Failure-handling as fundamental
Francois-Rene Rideau <firstname.lastname@example.org>
Wed Feb 6 06:02:02 2002
Hi Iepos! Nice to hear from you!
On Sat, Feb 02, 2002 at 02:52:06AM -0700, Brent L Kerby wrote:
> The central idea I realized was that failures (or exceptions),
> and constructs for handling failures, naturally form a part
> in the very foundation of mathematics and computation. [...]
> A "true" program is one which terminates without failure.
> A "false" program is one which fails.
> Fare has hinted at this idea before, long ago, in his paper on Reflection, I
Actually, it was the central idea of my Master's Thesis on a logic system
best suited for integration in a pure applicative untyped programming
language (a Scheme subset). In my paper "Reflection, Non-determinism and
the Lambda-calculus", I showed how to build some kind of reflective
system based on the idea.
As for using this idea in programming languages, logic programming language
kind of do it with Prolog and its successors like Oz or Mercury.
A language with a much more imperative feeling that does it is Icon,
(by the author of SNOBOL). It's a language you should study, if you're
interested in this approach (and certainly I should study it, too).
Hum. Maybe a language to add to the TOP list of languages to consider,
> [...] this system [...] reconciles the paradoxes; [...]
> We'll find that when paradoxical statements are translated
> into this formalism, they simply become non-terminating programs;
> thus they are neither true nor false, and we can see why and be satisfied.
That was also the argument I used in my Master's Thesis.
In other words, we have an intuitionnistic logic,
rather than a classical logic where all programs either terminate
or have their negation terminate (can be proved to fail in finite time).
> "undo" is literally the Church number for "-1"
I've seen pages of people studying lambda-calculi with such a number,
but I admit I don't know much about them.
> So what does this have to do with failures? [...]
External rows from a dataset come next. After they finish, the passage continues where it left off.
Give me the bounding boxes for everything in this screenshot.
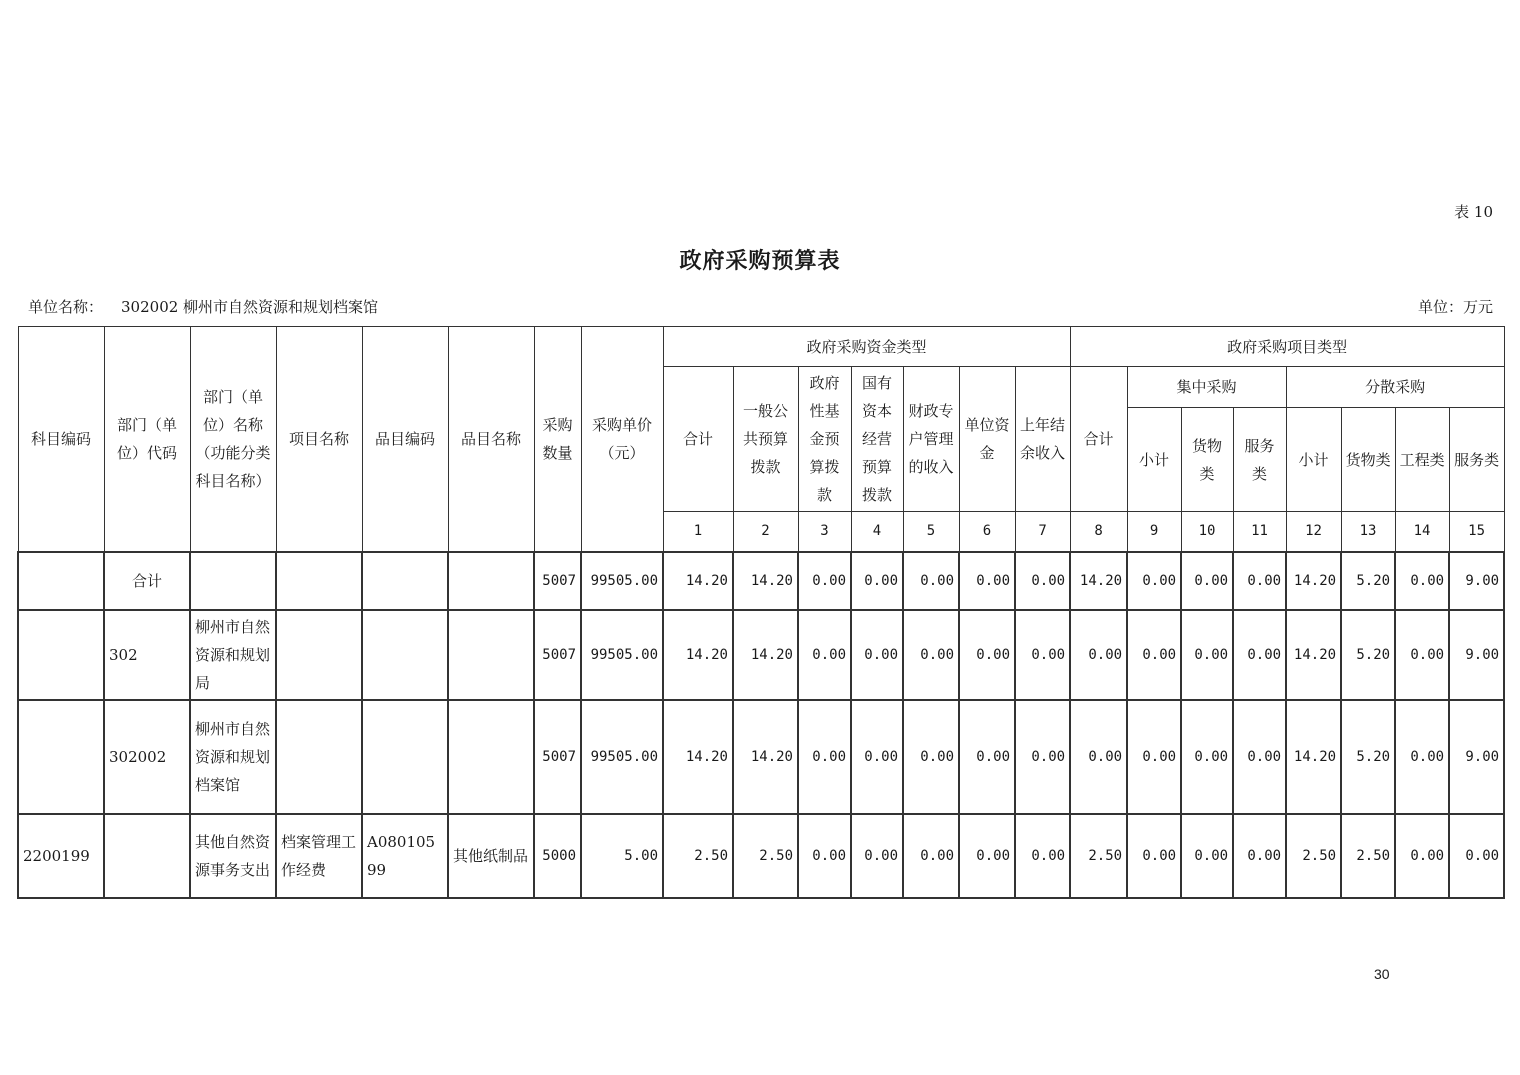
cell-value: 2.50 bbox=[1070, 814, 1127, 898]
cell-qty: 5007 bbox=[534, 610, 581, 700]
cell-unit-price: 5.00 bbox=[581, 814, 663, 898]
table-row bbox=[18, 700, 1504, 814]
header-centralized-goods: 货物类 bbox=[1181, 408, 1233, 512]
cell-value: 0.00 bbox=[1395, 700, 1449, 814]
cell-value: 0.00 bbox=[1181, 700, 1233, 814]
cell-value: 14.20 bbox=[663, 610, 733, 700]
cell-value: 0.00 bbox=[959, 610, 1015, 700]
cell-value: 0.00 bbox=[798, 610, 851, 700]
column-number: 14 bbox=[1395, 512, 1449, 552]
header-centralized-subtotal: 小计 bbox=[1127, 408, 1181, 512]
cell-value: 0.00 bbox=[1015, 700, 1070, 814]
column-number: 2 bbox=[733, 512, 798, 552]
cell-value: 2.50 bbox=[733, 814, 798, 898]
cell-value: 0.00 bbox=[959, 814, 1015, 898]
cell-value: 0.00 bbox=[1395, 610, 1449, 700]
cell-value: 0.00 bbox=[1233, 814, 1286, 898]
cell-value: 0.00 bbox=[959, 552, 1015, 610]
header-centralized: 集中采购 bbox=[1127, 367, 1286, 408]
column-number: 11 bbox=[1233, 512, 1286, 552]
cell-item-code bbox=[362, 552, 448, 610]
table-number: 表 10 bbox=[1454, 203, 1493, 221]
table-body bbox=[18, 552, 1504, 898]
column-number: 6 bbox=[959, 512, 1015, 552]
table-header bbox=[18, 327, 1504, 552]
cell-value: 14.20 bbox=[663, 700, 733, 814]
header-fund-group: 政府采购资金类型 bbox=[663, 327, 1070, 367]
column-number: 10 bbox=[1181, 512, 1233, 552]
header-decentralized-service: 服务类 bbox=[1449, 408, 1504, 512]
column-number: 9 bbox=[1127, 512, 1181, 552]
cell-value: 0.00 bbox=[1181, 814, 1233, 898]
cell-value: 0.00 bbox=[851, 610, 903, 700]
header-centralized-service: 服务类 bbox=[1233, 408, 1286, 512]
unit-label: 单位：万元 bbox=[1417, 298, 1493, 316]
cell-subject-code bbox=[18, 700, 104, 814]
cell-value: 0.00 bbox=[1015, 814, 1070, 898]
cell-dept-code: 合计 bbox=[104, 552, 190, 610]
cell-dept-name: 柳州市自然资源和规划档案馆 bbox=[190, 700, 276, 814]
cell-value: 0.00 bbox=[903, 700, 959, 814]
header-decentralized-engineering: 工程类 bbox=[1395, 408, 1449, 512]
page-title: 政府采购预算表 bbox=[679, 248, 841, 274]
cell-value: 0.00 bbox=[1233, 610, 1286, 700]
header-fund-state-capital: 国有资本经营预算拨款 bbox=[851, 367, 903, 512]
header-qty: 采购数量 bbox=[534, 327, 581, 552]
header-item-code: 品目编码 bbox=[362, 327, 448, 552]
cell-value: 0.00 bbox=[959, 700, 1015, 814]
column-number: 12 bbox=[1286, 512, 1341, 552]
column-number: 7 bbox=[1015, 512, 1070, 552]
cell-item-name: 其他纸制品 bbox=[448, 814, 534, 898]
header-fund-total: 合计 bbox=[663, 367, 733, 512]
cell-value: 0.00 bbox=[1395, 552, 1449, 610]
cell-subject-code bbox=[18, 610, 104, 700]
header-fund-gov-fund: 政府性基金预算拨款 bbox=[798, 367, 851, 512]
unit-name-value: 302002 柳州市自然资源和规划档案馆 bbox=[121, 298, 379, 316]
cell-dept-code: 302002 bbox=[104, 700, 190, 814]
column-number: 4 bbox=[851, 512, 903, 552]
cell-item-code bbox=[362, 700, 448, 814]
column-number: 8 bbox=[1070, 512, 1127, 552]
cell-value: 0.00 bbox=[1127, 814, 1181, 898]
cell-value: 9.00 bbox=[1449, 610, 1504, 700]
header-project-group: 政府采购项目类型 bbox=[1070, 327, 1504, 367]
unit-name bbox=[28, 296, 378, 317]
table-row bbox=[18, 552, 1504, 610]
cell-dept-name bbox=[190, 552, 276, 610]
column-number: 1 bbox=[663, 512, 733, 552]
cell-dept-code: 302 bbox=[104, 610, 190, 700]
cell-value: 0.00 bbox=[1070, 700, 1127, 814]
cell-value: 0.00 bbox=[798, 700, 851, 814]
cell-item-name bbox=[448, 700, 534, 814]
cell-value: 5.20 bbox=[1341, 552, 1395, 610]
column-number: 5 bbox=[903, 512, 959, 552]
cell-value: 0.00 bbox=[851, 814, 903, 898]
cell-value: 14.20 bbox=[733, 552, 798, 610]
cell-item-name bbox=[448, 610, 534, 700]
cell-value: 14.20 bbox=[1070, 552, 1127, 610]
header-fund-general: 一般公共预算拨款 bbox=[733, 367, 798, 512]
cell-dept-code bbox=[104, 814, 190, 898]
procurement-budget-table bbox=[17, 326, 1505, 899]
cell-value: 2.50 bbox=[1286, 814, 1341, 898]
cell-value: 14.20 bbox=[733, 610, 798, 700]
header-dept-name: 部门（单位）名称（功能分类科目名称） bbox=[190, 327, 276, 552]
header-unit-price: 采购单价（元） bbox=[581, 327, 663, 552]
column-number: 3 bbox=[798, 512, 851, 552]
cell-value: 2.50 bbox=[663, 814, 733, 898]
cell-value: 0.00 bbox=[903, 610, 959, 700]
cell-subject-code: 2200199 bbox=[18, 814, 104, 898]
cell-value: 14.20 bbox=[1286, 552, 1341, 610]
cell-project-name bbox=[276, 700, 362, 814]
cell-value: 0.00 bbox=[1127, 552, 1181, 610]
cell-value: 14.20 bbox=[733, 700, 798, 814]
header-decentralized-subtotal: 小计 bbox=[1286, 408, 1341, 512]
cell-unit-price: 99505.00 bbox=[581, 552, 663, 610]
cell-value: 0.00 bbox=[903, 552, 959, 610]
cell-project-name bbox=[276, 552, 362, 610]
cell-dept-name: 柳州市自然资源和规划局 bbox=[190, 610, 276, 700]
header-project-name: 项目名称 bbox=[276, 327, 362, 552]
cell-unit-price: 99505.00 bbox=[581, 700, 663, 814]
table-row bbox=[18, 610, 1504, 700]
cell-value: 0.00 bbox=[1181, 552, 1233, 610]
header-fund-carryover: 上年结余收入 bbox=[1015, 367, 1070, 512]
column-number: 15 bbox=[1449, 512, 1504, 552]
cell-value: 0.00 bbox=[798, 552, 851, 610]
cell-value: 0.00 bbox=[1127, 610, 1181, 700]
table-row bbox=[18, 814, 1504, 898]
cell-value: 0.00 bbox=[1233, 700, 1286, 814]
page-number: 30 bbox=[1374, 966, 1390, 982]
cell-value: 0.00 bbox=[851, 700, 903, 814]
cell-dept-name: 其他自然资源事务支出 bbox=[190, 814, 276, 898]
cell-value: 5.20 bbox=[1341, 700, 1395, 814]
cell-value: 0.00 bbox=[1127, 700, 1181, 814]
column-number: 13 bbox=[1341, 512, 1395, 552]
cell-qty: 5007 bbox=[534, 552, 581, 610]
cell-value: 0.00 bbox=[1181, 610, 1233, 700]
cell-qty: 5007 bbox=[534, 700, 581, 814]
cell-project-name bbox=[276, 610, 362, 700]
cell-value: 0.00 bbox=[1015, 552, 1070, 610]
cell-subject-code bbox=[18, 552, 104, 610]
header-fund-special: 财政专户管理的收入 bbox=[903, 367, 959, 512]
cell-value: 0.00 bbox=[1015, 610, 1070, 700]
cell-value: 0.00 bbox=[1070, 610, 1127, 700]
cell-unit-price: 99505.00 bbox=[581, 610, 663, 700]
cell-qty: 5000 bbox=[534, 814, 581, 898]
cell-value: 9.00 bbox=[1449, 552, 1504, 610]
cell-project-name: 档案管理工作经费 bbox=[276, 814, 362, 898]
cell-item-name bbox=[448, 552, 534, 610]
cell-value: 0.00 bbox=[798, 814, 851, 898]
cell-item-code: A08010599 bbox=[362, 814, 448, 898]
cell-value: 0.00 bbox=[851, 552, 903, 610]
cell-value: 14.20 bbox=[1286, 700, 1341, 814]
cell-value: 0.00 bbox=[903, 814, 959, 898]
header-item-name: 品目名称 bbox=[448, 327, 534, 552]
cell-value: 5.20 bbox=[1341, 610, 1395, 700]
unit-name-label: 单位名称： bbox=[28, 298, 104, 316]
cell-value: 2.50 bbox=[1341, 814, 1395, 898]
header-decentralized: 分散采购 bbox=[1286, 367, 1504, 408]
cell-item-code bbox=[362, 610, 448, 700]
cell-value: 14.20 bbox=[1286, 610, 1341, 700]
cell-value: 0.00 bbox=[1233, 552, 1286, 610]
header-subject-code: 科目编码 bbox=[18, 327, 104, 552]
cell-value: 0.00 bbox=[1449, 814, 1504, 898]
header-dept-code: 部门（单位）代码 bbox=[104, 327, 190, 552]
cell-value: 14.20 bbox=[663, 552, 733, 610]
cell-value: 0.00 bbox=[1395, 814, 1449, 898]
header-fund-unit: 单位资金 bbox=[959, 367, 1015, 512]
header-project-total: 合计 bbox=[1070, 367, 1127, 512]
cell-value: 9.00 bbox=[1449, 700, 1504, 814]
header-decentralized-goods: 货物类 bbox=[1341, 408, 1395, 512]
> Now, here is something interesting ... the very operator of
> equality can be constructed neatly from "undo" as
> [dup] undo
My Master's thesis also used such trick to show that equality of functional
objects was definable in the formalism (but of course didn't have
to terminate). Actually, I defined undo from equality rather than the other
way around. Hence, yielding logic programming from within a
non-deterministic functional programming language with reasoning.
Equality could either be a non-computable external axiom, or it could be
computationally defined as proof of equality within a reflective set
of axioms, the completeness of which is self-fulfilling
(was a nice result I realized while writing the rndlc paper,
after my Master's Thesis).
> or == A\ B\ [[B] not [A] not] not
Actually, if your or is to yield usable values, rather than just termination,
you'll find that it's
B A or == [[B] not [A] not and] not
also, or is often easier to implement than and.
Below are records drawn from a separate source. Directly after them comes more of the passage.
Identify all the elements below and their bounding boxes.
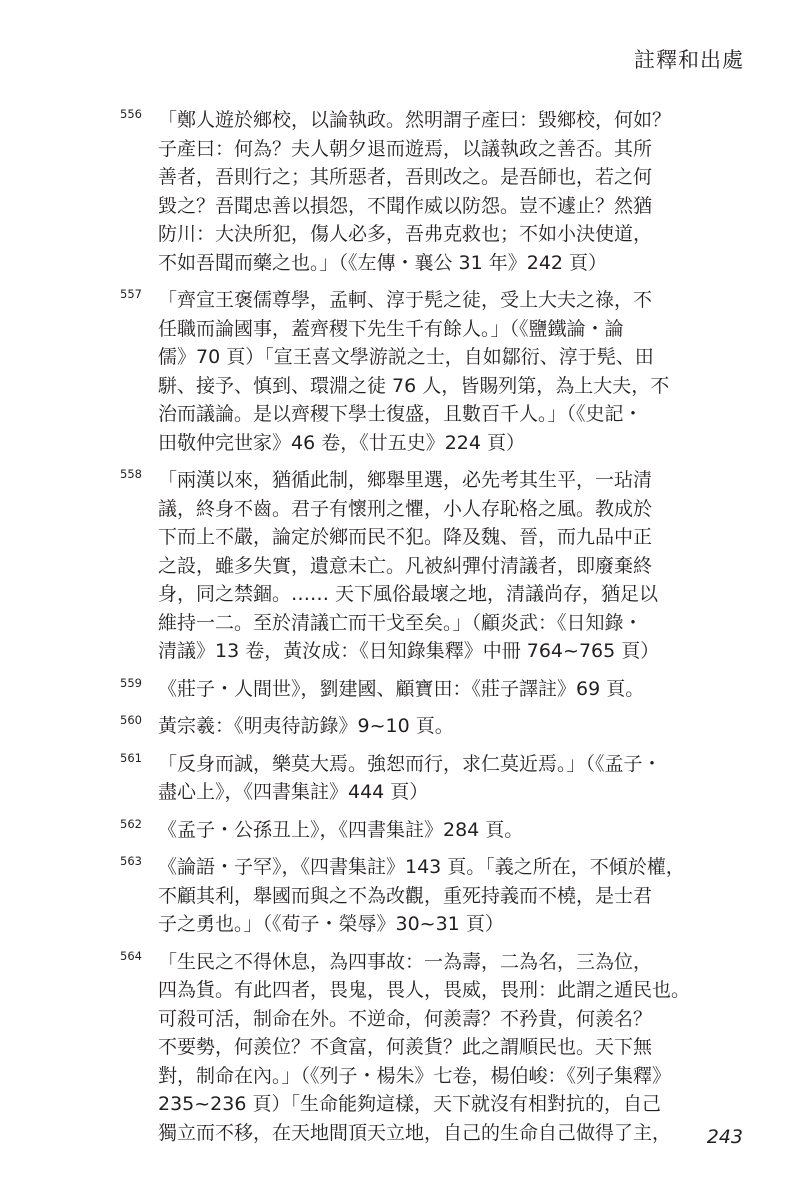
footnote-line: 子產曰：何為？夫人朝夕退而遊焉，以議執政之善否。其所	[158, 137, 653, 160]
footnote-line: 「反身而誠，樂莫大焉。強恕而行，求仁莫近焉。」（《孟子・	[158, 752, 662, 775]
footnote-line: 不顧其利，舉國而與之不為改觀，重死持義而不橈，是士君	[158, 884, 653, 907]
footnote-line: 《論語・子罕》，《四書集註》143 頁。「義之所在，不傾於權，	[158, 856, 685, 878]
footnote-562	[120, 816, 700, 845]
footnote-line: 不要勢，何羨位？不貪富，何羨貨？此之謂順民也。天下無	[158, 1036, 653, 1058]
footnote-number: 560	[120, 713, 142, 727]
footnote-number: 562	[120, 816, 142, 831]
footnote-number: 563	[120, 854, 142, 868]
footnote-number: 556	[120, 107, 142, 121]
footnote-line: 儒》70 頁）「宣王喜文學游説之士，自如鄒衍、淳于髡、田	[158, 346, 654, 368]
footnote-line: 身，同之禁錮。…… 天下風俗最壞之地，清議尚存，猶足以	[158, 583, 659, 605]
footnote-number: 557	[120, 287, 142, 301]
footnote-line: 「鄭人遊於鄉校，以論執政。然明謂子產曰：毀鄉校，何如？	[158, 109, 672, 131]
footnote-556	[120, 106, 700, 277]
footnote-text	[158, 712, 700, 741]
footnote-560	[120, 712, 700, 741]
footnote-number: 561	[120, 750, 142, 765]
footnote-line: 治而議論。是以齊稷下學士復盛，且數百千人。」（《史記・	[158, 403, 643, 425]
footnote-line: 任職而論國事，蓋齊稷下先生千有餘人。」（《鹽鐵論・論	[158, 317, 624, 340]
footnote-text	[158, 675, 700, 704]
footnote-line: 善者，吾則行之；其所惡者，吾則改之。是吾師也，若之何	[158, 166, 653, 188]
footnote-line: 「兩漢以來，猶循此制，鄉舉里選，必先考其生平，一玷清	[158, 469, 653, 491]
footnote-text	[158, 466, 700, 666]
footnote-line: 議，終身不齒。君子有懷刑之懼，小人存恥格之風。教成於	[158, 497, 653, 520]
footnote-line: 盡心上》，《四書集註》444 頁）	[158, 781, 429, 803]
footnote-line: 黃宗羲：《明夷待訪錄》9~10 頁。	[158, 715, 454, 737]
footnote-text	[158, 948, 700, 1148]
footnote-line: 獨立而不移，在天地間頂天立地，自己的生命自己做得了主，	[158, 1121, 672, 1144]
footnote-563	[120, 853, 700, 939]
footnote-line: 「生民之不得休息，為四事故：一為壽，二為名，三為位，	[158, 950, 653, 973]
page-number: 243	[706, 1126, 743, 1148]
footnote-line: 四為貨。有此四者，畏鬼，畏人，畏威，畏刑：此謂之遁民也。	[158, 979, 691, 1001]
footnote-line: 《孟子・公孫丑上》，《四書集註》284 頁。	[158, 818, 524, 841]
footnote-text	[158, 816, 700, 845]
footnote-line: 子之勇也。」（《荀子・榮辱》30~31 頁）	[158, 913, 504, 935]
footnote-text	[158, 853, 700, 939]
footnote-line: 駢、接予、慎到、環淵之徒 76 人，皆賜列第，為上大夫，不	[158, 374, 670, 397]
footnote-line: 之設，雖多失實，遺意未亡。凡被糾彈付清議者，即廢棄終	[158, 554, 653, 577]
footnote-line: 「齊宣王褒儒尊學，孟軻、淳于髡之徒，受上大夫之祿，不	[158, 289, 653, 311]
footnote-558	[120, 466, 700, 666]
footnote-number: 558	[120, 467, 142, 481]
footnote-line: 田敬仲完世家》46 卷，《廿五史》224 頁）	[158, 431, 526, 454]
footnote-text	[158, 750, 700, 807]
footnote-line: 維持一二。至於清議亡而干戈至矣。」（顧炎武：《日知錄・	[158, 611, 643, 634]
footnote-text	[158, 286, 700, 457]
footnote-list	[120, 106, 700, 1156]
footnote-line: 可殺可活，制命在外。不逆命，何羨壽？不矜貴，何羨名？	[158, 1007, 653, 1030]
footnote-number: 559	[120, 675, 142, 690]
footnote-line: 《莊子・人間世》，劉建國、顧寶田：《莊子譯註》69 頁。	[158, 677, 645, 700]
footnote-line: 下而上不嚴，論定於鄉而民不犯。降及魏、晉，而九品中正	[158, 526, 653, 548]
footnote-line: 235~236 頁）「生命能夠這樣，天下就沒有相對抗的，自己	[158, 1093, 661, 1115]
footnote-text	[158, 106, 700, 277]
running-header: 註釋和出處	[634, 48, 744, 72]
footnote-557	[120, 286, 700, 457]
footnote-line: 不如吾聞而藥之也。」（《左傳・襄公 31 年》242 頁）	[158, 251, 608, 274]
footnote-number: 564	[120, 948, 142, 963]
footnote-561	[120, 750, 700, 807]
footnote-559	[120, 675, 700, 704]
footnote-line: 毀之？吾聞忠善以損怨，不聞作威以防怨。豈不遽止？然猶	[158, 194, 653, 217]
footnote-line: 防川：大決所犯，傷人必多，吾弗克救也；不如小決使道，	[158, 223, 653, 245]
footnote-line: 清議》13 卷，黃汝成：《日知錄集釋》中冊 764~765 頁）	[158, 640, 660, 662]
footnote-line: 對，制命在內。」（《列子・楊朱》七卷，楊伯峻：《列子集釋》	[158, 1064, 672, 1087]
footnote-564	[120, 948, 700, 1148]
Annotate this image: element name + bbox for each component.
Finally, in intuitionnistic logic,
these boolean laws might or might not hold,
with or A B yielding less values than [[B] not [A] not and] not.
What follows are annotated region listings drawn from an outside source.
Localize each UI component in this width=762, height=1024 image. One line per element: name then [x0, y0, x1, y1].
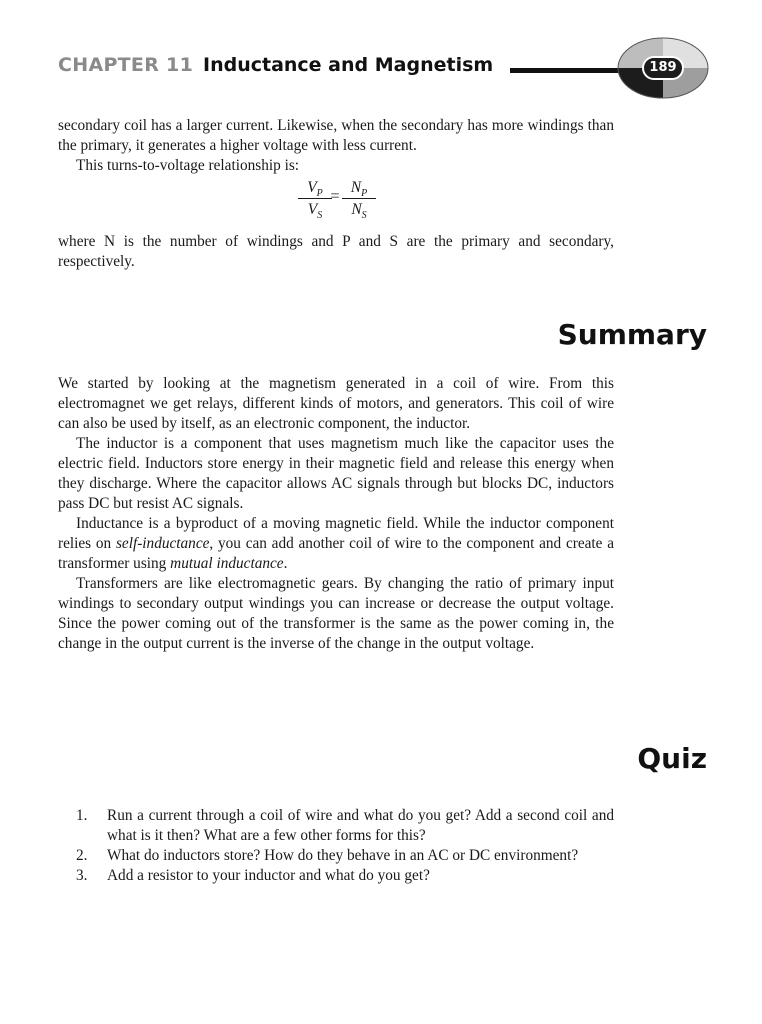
formula-equals: = — [330, 188, 340, 205]
summary-paragraph: Inductance is a byproduct of a moving magnetic field. While the inductor component relies on self-inductance, you can add another coil of wire to the component and create a transformer using mutual inductance. — [58, 515, 615, 572]
term-mutual-inductance: mutual inductance — [170, 555, 284, 572]
intro-paragraph: secondary coil has a larger current. Likewise, when the secondary has more windings than the primary, it generates a higher voltage with less current. — [58, 117, 614, 154]
formula-rhs-fraction: $\frac{N_P}{N_S}$ — [342, 178, 376, 221]
chapter-label: CHAPTER 11 — [58, 54, 194, 76]
term-self-inductance: self-inductance — [115, 535, 210, 552]
turns-voltage-formula — [298, 178, 388, 228]
quiz-item — [58, 866, 614, 886]
page-number: 189 — [649, 60, 677, 75]
quiz-item-text: Run a current through a coil of wire and what do you get? Add a second coil and what is it then? What are a few other forms for this? — [107, 807, 614, 844]
header-rule — [510, 68, 630, 73]
summary-paragraph: The inductor is a component that uses magnetism much like the capacitor uses the electric field. Inductors store energy in their magnetic field and release this energy when they discharge. Where the capacitor allows AC signals through but blocks DC, inductors pass DC but resist AC signals. — [58, 435, 614, 512]
quiz-item — [58, 806, 614, 846]
quiz-item — [58, 846, 614, 866]
intro-paragraph: This turns-to-voltage relationship is: — [76, 157, 300, 174]
quiz-item-text: Add a resistor to your inductor and what do you get? — [107, 867, 430, 884]
chapter-title: Inductance and Magnetism — [203, 54, 494, 76]
summary-paragraph: We started by looking at the magnetism generated in a coil of wire. From this electromagnet we get relays, different kinds of motors, and generators. This coil of wire can also be used by itself, as an electronic component, the inductor. — [58, 375, 614, 432]
formula-lhs-fraction: $\frac{V_P}{V_S}$ — [298, 178, 332, 221]
intro-paragraph: where N is the number of windings and P and S are the primary and secondary, respectively. — [58, 233, 614, 270]
quiz-list — [58, 806, 614, 886]
intro-text — [58, 116, 614, 176]
summary-heading: Summary — [557, 318, 707, 351]
quiz-item-number: 1. — [76, 807, 88, 824]
quiz-heading: Quiz — [637, 742, 707, 775]
quiz-item-number: 3. — [76, 867, 88, 884]
page-number-badge — [616, 36, 710, 100]
formula-explanation — [58, 232, 614, 272]
quiz-item-number: 2. — [76, 847, 88, 864]
page-header — [58, 52, 718, 102]
summary-body — [58, 374, 614, 654]
summary-paragraph: Transformers are like electromagnetic gears. By changing the ratio of primary input windings to secondary output windings you can increase or decrease the output voltage. Since the power coming out of the transformer is the same as the power coming in, the change in the output current is the inverse of the change in the output voltage. — [58, 575, 614, 652]
quiz-item-text: What do inductors store? How do they behave in an AC or DC environment? — [107, 847, 579, 864]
> Meanwhile, I think I'll try to make a little prototype implementation
> of this kind of system (a Joy-like one, but with failures and
> failure-handling, and also with a style of variables,
> but of course not with "undo").
I admit my system was never implemented. Beware, because
* implementing the full logic means a combinatorial explosion,
as the system looks for all possible proofs of evaluated logical constructs
* thus you must (begin with) only implementing a computational subset
of the system
* only after you have done so can you begin bootstrapping the full logic
* even then, you'll actually be interested in manipulating logical terms
without really evaluating them, until the last moment, when you evaluate
them within a given strategy.
* having documented the logic system says nothing of the proof language
and the strategy language, which are actually most important.
[ François-René ÐVB Rideau | Reflection&Cybernethics | http://fare.tunes.org ]
[ TUNES project for a Free Reflective Computing System | http://tunes.org ]
For every complex problem, there is a solution that is simple, neat, and wrong.
-- H. L. Mencken